Eleştirilerden hiç rahatsızlık duymadım. Belki gazeteci olduğum için, gazeteciliği sevdiğim için. Herkesin eleştiri hakkına çok saygılıyım. Ama yalan haber, hele kasıtlı olarak yalan yazılan haber rahatsız etti. Son olarak sağlığımla ilgili yazılan haberleri söyleyebilirim

Rahşan dışında yakınım yine Rahşan

Sayın Rahşan Ecevit dışında, size en yakın olan kimdir?

Rahşan Ecevit'tir... (Kahkaha)

Gazetelerde beğeniyle okuduğunuz yazarlar kimler?

Bana isim söyletmeyin. Çünkü unuttuğum isimler olabilir. Ancak gazetecilikle ilgili düşündüğümü belirtmek isterim; bence gerçek gazetecilik muhabirliktir. Aynı zamanda fotoğrafçılık yapan muhabirlerdir.
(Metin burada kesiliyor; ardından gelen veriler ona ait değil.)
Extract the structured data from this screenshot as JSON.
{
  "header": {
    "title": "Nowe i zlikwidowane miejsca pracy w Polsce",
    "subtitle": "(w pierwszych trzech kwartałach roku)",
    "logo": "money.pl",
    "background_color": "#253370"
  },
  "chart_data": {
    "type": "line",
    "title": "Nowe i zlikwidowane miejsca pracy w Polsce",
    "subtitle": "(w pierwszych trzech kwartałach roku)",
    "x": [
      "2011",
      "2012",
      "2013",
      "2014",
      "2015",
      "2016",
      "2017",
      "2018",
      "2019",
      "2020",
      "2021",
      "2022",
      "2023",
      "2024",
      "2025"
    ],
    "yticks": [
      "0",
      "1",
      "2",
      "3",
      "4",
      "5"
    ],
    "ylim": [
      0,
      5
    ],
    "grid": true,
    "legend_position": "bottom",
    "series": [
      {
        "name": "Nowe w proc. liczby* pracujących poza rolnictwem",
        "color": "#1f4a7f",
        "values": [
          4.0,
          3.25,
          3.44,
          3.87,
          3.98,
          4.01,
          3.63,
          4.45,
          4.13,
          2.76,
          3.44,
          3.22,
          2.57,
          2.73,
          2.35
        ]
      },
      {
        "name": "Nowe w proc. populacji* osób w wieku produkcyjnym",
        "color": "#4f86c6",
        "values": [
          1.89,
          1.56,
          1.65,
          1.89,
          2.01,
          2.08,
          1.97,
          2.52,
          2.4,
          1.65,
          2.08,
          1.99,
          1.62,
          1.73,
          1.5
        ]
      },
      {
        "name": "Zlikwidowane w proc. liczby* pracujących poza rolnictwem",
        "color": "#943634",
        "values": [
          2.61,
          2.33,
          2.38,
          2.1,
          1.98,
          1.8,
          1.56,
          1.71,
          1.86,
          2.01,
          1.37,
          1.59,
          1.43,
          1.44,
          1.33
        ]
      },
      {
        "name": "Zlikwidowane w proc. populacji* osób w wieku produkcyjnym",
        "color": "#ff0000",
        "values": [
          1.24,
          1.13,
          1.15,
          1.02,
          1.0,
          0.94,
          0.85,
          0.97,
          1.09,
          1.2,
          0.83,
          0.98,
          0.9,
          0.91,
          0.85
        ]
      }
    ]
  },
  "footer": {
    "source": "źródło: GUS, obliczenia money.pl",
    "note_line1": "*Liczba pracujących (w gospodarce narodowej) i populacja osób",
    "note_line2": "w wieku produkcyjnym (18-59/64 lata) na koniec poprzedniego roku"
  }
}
Çünkü gazetecinin başta gelen işleri kendi düşüncelerini açıklamakla birlikte, olaylara, gelişmelere olabildiğince doğru ve tarafsız teşhisler, anılar katabilmektir. Buna da muhabirlerin ve teknik anlamda da objektifi kullanan kameramanların ve fotoğraçıların büyük katkısı vardır. Ben aslında gazeteciliğe köşeyazarı olarak başladım ve öyle geldim büyük ölçüde. Fakat hep muhabir olmamanın eksikliğini duydum. Ancak ilginçtir, 1980'li ve 1990'lı yıllarda, siyaset yasağım olduğu için ilk defa muhabirlik yapma olanağını buldum. Körfez krizi döneminde gerçek muhabirlik yaptım ve çok zevk aldım. Körfez savaşından sonra da bir süre muhabirlik yaptım. 1989'da bir dergiyle birlikte tamamen bir gazeteci olarak çalışmaya başladım. Muhabirlik yaptım ve gazeteci olarak aldığım ödüller hep o dönemdendir. Böylelikle gerçek gazetecilikle birlikte gazeteciliğe adım atmış oldum. Tabiİ köşe yazarlığı da çok önemli. Köşe yazarının başarılı olabilmesi için aynı zamanda muhabir gibi çalışması gerekir. Bunun sanırım ilk örneğini Abdi İpekçi vermiştir. Hem başyazarlık yaparken, hem de sürekli olarak temas eder telefonla görüşür, dolaşır o anlamda muhabirlik de yapardı. Bir de Allah Rahmet eylesin Ahmet Emin Yalman da aynı şekilde muhabirlik yapardı. Tabii köşe yazarlığını küçümsemiyorum, çok önemlidir, ama köşe yazarı mutlaka muhabirlik de yapmalıdır. Son dönemde ikisini birleştiren bir hayli köşe yazarı var.

Tikim nasıl yok oldu

Son dönemde tikleriniz kayboldu. Bunu nasıl başardınız?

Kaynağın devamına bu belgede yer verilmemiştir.